Rainer Maria Rilke’s poetry is notoriously difficult to translate. For non-German speakers, Rilke’s writing in Letters to a Young Poet is the closest we can get to the poet. It doesn’t only bring us closer to his writing style, but also the man and the general nature of poetry and writing. In Letters to a Young Poet, we read exchanges between Rilke and an aspiring writer called Franz Xaver. Rilke was only 28 at the time, and his reputation was nothing then to what it eventually became, but Franz Xaver, a young officer cadet, wrote to him all the same.
And Rilke responded! Instead of dismissing the student writer, he took the time to write the most beautiful and intelligent remarks on the art of writing. Some of Rilke’s responses remind me of my best teachers, particularly Adrian Bucker. When reading the letters, you can’t help but reflect on Rilke’s great wisdom, patience, and generosity. You are reading the perfect exchange between teacher and student, between someone with knowledge that takes your breath away and another with a breathless eagerness to learn.
It’s remarkable how profound some of Rilke’s comments are. He would have had no idea that the letters would one day be published. I’m convinced he believed when writing them that no one other than Franz Xaver would read them. I doubt he spent much time planning them.
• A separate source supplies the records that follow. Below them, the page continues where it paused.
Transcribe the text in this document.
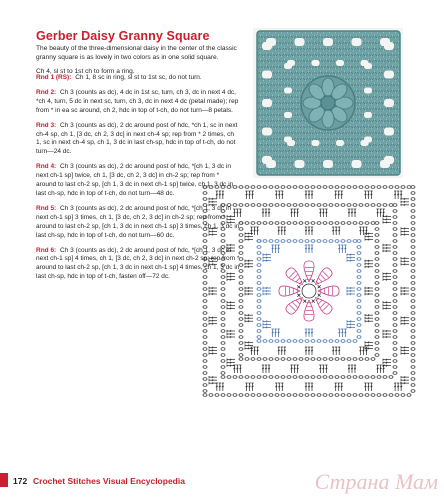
Gerber Daisy Granny Square

The beauty of the three-dimensional daisy in the center of the classic granny square is as lovely in two colors as in one solid square.

Ch 4, sl st to 1st ch to form a ring.

Rnd 1 (RS): Ch 1, 8 sc in ring, sl st to 1st sc, do not turn.
Rnd 2: Ch 3 (counts as dc), 4 dc in 1st sc, turn, ch 3, dc in next 4 dc, *ch 4, turn, 5 dc in next sc, turn, ch 3, dc in next 4 dc (petal made); rep from * in ea sc around, ch 2, hdc in top of t-ch, do not turn—8 petals.
Rnd 3: Ch 3 (counts as dc), 2 dc around post of hdc, *ch 1, sc in next ch-4 sp, ch 1, [3 dc, ch 2, 3 dc] in next ch-4 sp; rep from * 2 times, ch 1, sc in next ch-4 sp, ch 1, 3 dc in last ch-sp, hdc in top of t-ch, do not turn—24 dc.
Rnd 4: Ch 3 (counts as dc), 2 dc around post of hdc, *[ch 1, 3 dc in next ch-1 sp] twice, ch 1, [3 dc, ch 2, 3 dc] in ch-2 sp; rep from * around to last ch-2 sp, [ch 1, 3 dc in next ch-1 sp] twice, ch 1, 3 dc in last ch-sp, hdc in top of t-ch, do not turn—48 dc.
Rnd 5: Ch 3 (counts as dc), 2 dc around post of hdc, *[ch 1, 3 dc in next ch-1 sp] 3 times, ch 1, [3 dc, ch 2, 3 dc] in ch-2 sp; rep from * around to last ch-2 sp, [ch 1, 3 dc in next ch-1 sp] 3 times, ch 1, 3 dc in last ch-sp, hdc in top of t-ch, do not turn—60 dc.
Rnd 6: Ch 3 (counts as dc), 2 dc around post of hdc, *[ch 1, 3 dc in next ch-1 sp] 4 times, ch 1, [3 dc, ch 2, 3 dc] in next ch-2 sp; rep from * around to last ch-2 sp, [ch 1, 3 dc in next ch-1 sp] 4 times, ch 1, 3 dc in last ch-sp, hdc in top of t-ch, fasten off—72 dc.
172 Crochet Stitches Visual Encyclopedia	Страна Мам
The passages in the letters came straight from the heart. I think that’s one of the reasons the letters remain so powerful. They still contain that freshness of thought. The words are alive. The ideas excite. It’s naked insight, and I recommend it to writers and artists of any kind.
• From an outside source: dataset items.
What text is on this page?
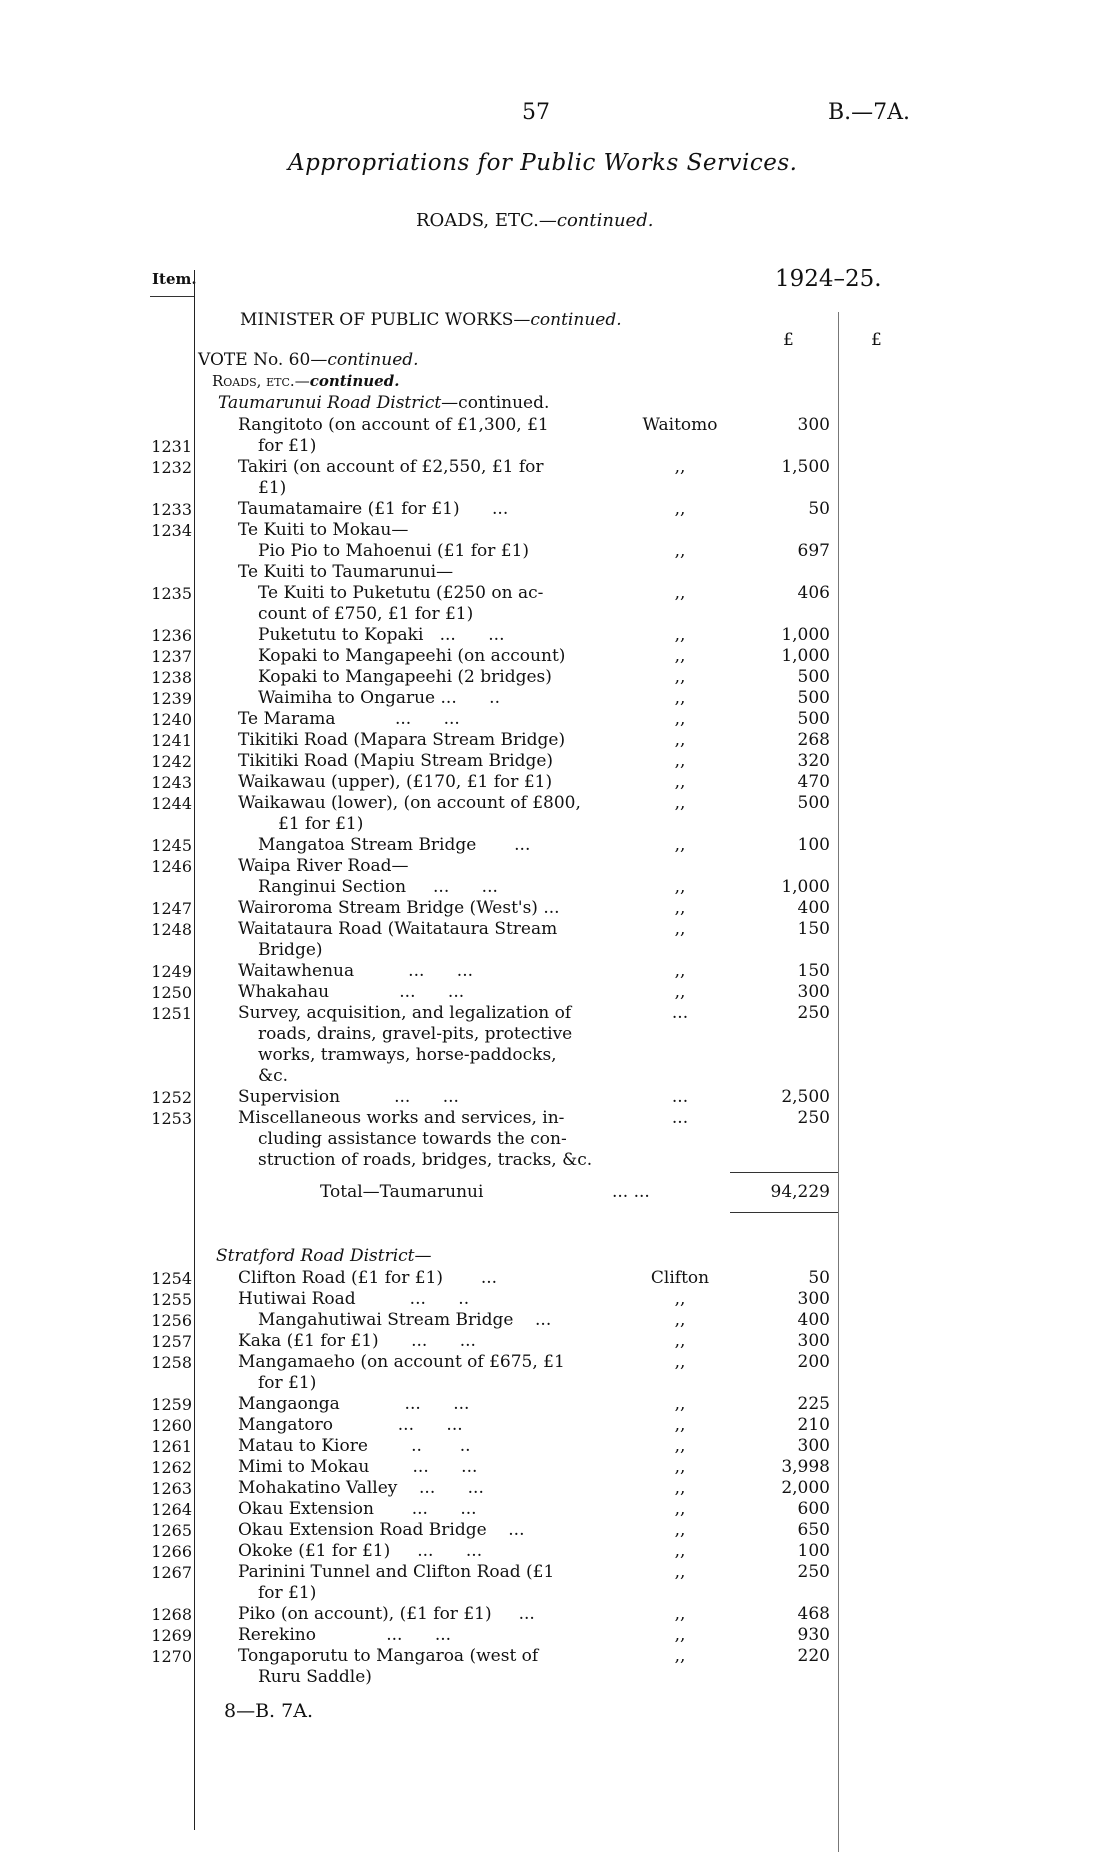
57	B.—7A.
Appropriations for Public Works Services.
ROADS, ETC.—continued.
Item.	1924–25.
£	£
MINISTER OF PUBLIC WORKS—continued.
VOTE No. 60—continued.
Roads, etc.—continued.
Taumarunui Road District—continued.
Rangitoto (on account of £1,300, £1	Waitomo	300
1231	for £1)
1232	Takiri (on account of £2,550, £1 for	,,	1,500
£1)
1233	Taumatamaire (£1 for £1)      ...	,,	50
1234	Te Kuiti to Mokau—
Pio Pio to Mahoenui (£1 for £1)	,,	697
Te Kuiti to Taumarunui—
1235	Te Kuiti to Puketutu (£250 on ac-	,,	406
count of £750, £1 for £1)
1236	Puketutu to Kopaki   ...      ...	,,	1,000
1237	Kopaki to Mangapeehi (on account)	,,	1,000
1238	Kopaki to Mangapeehi (2 bridges)	,,	500
1239	Waimiha to Ongarue ...      ..	,,	500
1240	Te Marama           ...      ...	,,	500
1241	Tikitiki Road (Mapara Stream Bridge)	,,	268
1242	Tikitiki Road (Mapiu Stream Bridge)	,,	320
1243	Waikawau (upper), (£170, £1 for £1)	,,	470
1244	Waikawau (lower), (on account of £800,	,,	500
£1 for £1)
1245	Mangatoa Stream Bridge       ...	,,	100
1246	Waipa River Road—
Ranginui Section     ...      ...	,,	1,000
1247	Wairoroma Stream Bridge (West's) ...	,,	400
1248	Waitataura Road (Waitataura Stream	,,	150
Bridge)
1249	Waitawhenua          ...      ...	,,	150
1250	Whakahau             ...      ...	,,	300
1251	Survey, acquisition, and legalization of	...	250
roads, drains, gravel-pits, protective
works, tramways, horse-paddocks,
&c.
1252	Supervision          ...      ...	...	2,500
1253	Miscellaneous works and services, in-	...	250
cluding assistance towards the con-
struction of roads, bridges, tracks, &c.
Total—Taumarunui	... ...	94,229
Stratford Road District—
1254	Clifton Road (£1 for £1)       ...	Clifton	50
1255	Hutiwai Road          ...      ..	,,	300
1256	Mangahutiwai Stream Bridge    ...	,,	400
1257	Kaka (£1 for £1)      ...      ...	,,	300
1258	Mangamaeho (on account of £675, £1	,,	200
for £1)
1259	Mangaonga            ...      ...	,,	225
1260	Mangatoro            ...      ...	,,	210
1261	Matau to Kiore        ..       ..	,,	300
1262	Mimi to Mokau        ...      ...	,,	3,998
1263	Mohakatino Valley    ...      ...	,,	2,000
1264	Okau Extension       ...      ...	,,	600
1265	Okau Extension Road Bridge    ...	,,	650
1266	Okoke (£1 for £1)     ...      ...	,,	100
1267	Parinini Tunnel and Clifton Road (£1	,,	250
for £1)
1268	Piko (on account), (£1 for £1)     ...	,,	468
1269	Rerekino             ...      ...	,,	930
1270	Tongaporutu to Mangaroa (west of	,,	220
Ruru Saddle)
8—B. 7A.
A quote from Rilke’s Letters to a Young Poet:
“I beg you, to have patience with everything unresolved in your heart and to try to love the questions themselves as if they were locked rooms or books written in a very foreign language. Don’t search for the answers, which could not be given to you now, because you would not be able to live them. And the point is to live everything. Live the questions now. Perhaps then, someday far in the future, you will gradually, without even noticing it, live your way into the answer.”